Assim como nas quartas, contra a Espanha, a Itália sofreu o primeiro gol da partida na decisão (Keystone/Getty)

No segundo tempo, a rede foi balançada pela primeira vez aos 71 minutos, e pelos checoslovacos. Puc experimentou um chute rasteiro de fora da área e Combi saltou atrasado, não chegando no cantinho. Após o gol, a equipe danubiana ainda viu Sobotka desperdiçar uma oportunidade com a meta desguarnecida e Svoboda acertou a trave pela terceira vez.
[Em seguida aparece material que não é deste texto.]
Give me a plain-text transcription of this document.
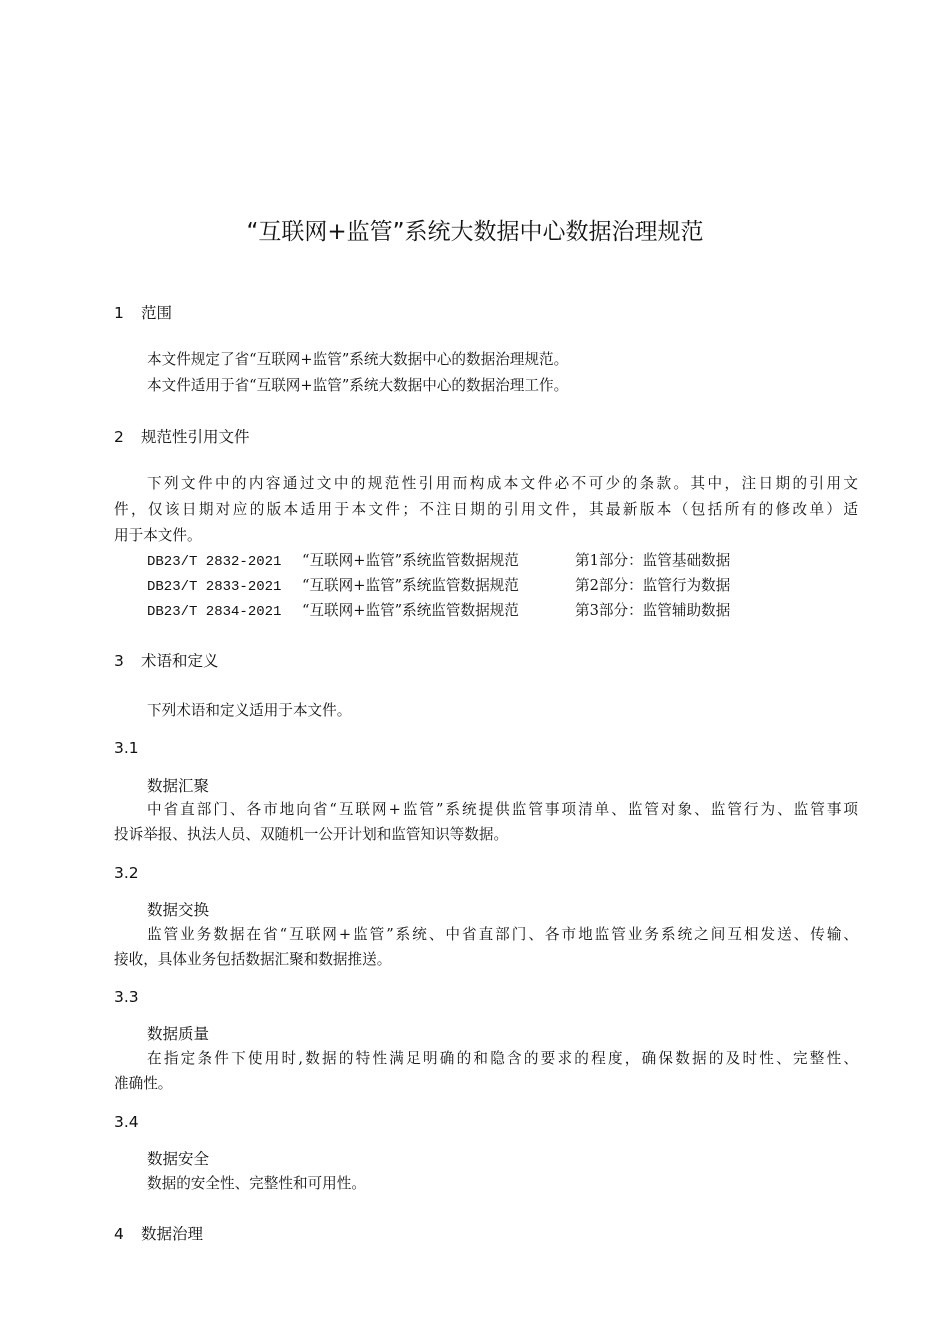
“互联网+监管”系统大数据中心数据治理规范
1 范围
本文件规定了省“互联网+监管”系统大数据中心的数据治理规范。
本文件适用于省“互联网+监管”系统大数据中心的数据治理工作。
2 规范性引用文件
下列文件中的内容通过文中的规范性引用而构成本文件必不可少的条款。其中，注日期的引用文
件，仅该日期对应的版本适用于本文件；不注日期的引用文件，其最新版本（包括所有的修改单）适
用于本文件。
DB23/T 2832-2021 “互联网+监管”系统监管数据规范	第1部分：监管基础数据
DB23/T 2833-2021 “互联网+监管”系统监管数据规范	第2部分：监管行为数据
DB23/T 2834-2021 “互联网+监管”系统监管数据规范	第3部分：监管辅助数据
3 术语和定义
下列术语和定义适用于本文件。
3.1
数据汇聚
中省直部门、各市地向省“互联网+监管”系统提供监管事项清单、监管对象、监管行为、监管事项
投诉举报、执法人员、双随机一公开计划和监管知识等数据。
3.2
数据交换
监管业务数据在省“互联网+监管”系统、中省直部门、各市地监管业务系统之间互相发送、传输、
接收，具体业务包括数据汇聚和数据推送。
3.3
数据质量
在指定条件下使用时,数据的特性满足明确的和隐含的要求的程度，确保数据的及时性、完整性、
准确性。
3.4
数据安全
数据的安全性、完整性和可用性。
4 数据治理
Tudo parecia perdido e o estádio ficou num silêncio sepulcral. Até que, aos 81, o ítalo-argentino Raimundo Orsi, um dos tantos oriundi daquele elenco, tirou um coelho da cartola. Com vários de marcadores o seguindo, ele fingiu que iria chutar com a perna esquerda e, de repente, finalizou com a direita, no canto superior da meta defendida por Planicka. O goleiro checoslovaco se esticou todo e raspou na bola com a ponta dos dedos, mas não conseguiu espalmá-la.

Antes da prorrogação, a comissão técnica italiana passou instruções aos atletas e os azzurri obtiveram resultado imediato (Fox Photos/Getty)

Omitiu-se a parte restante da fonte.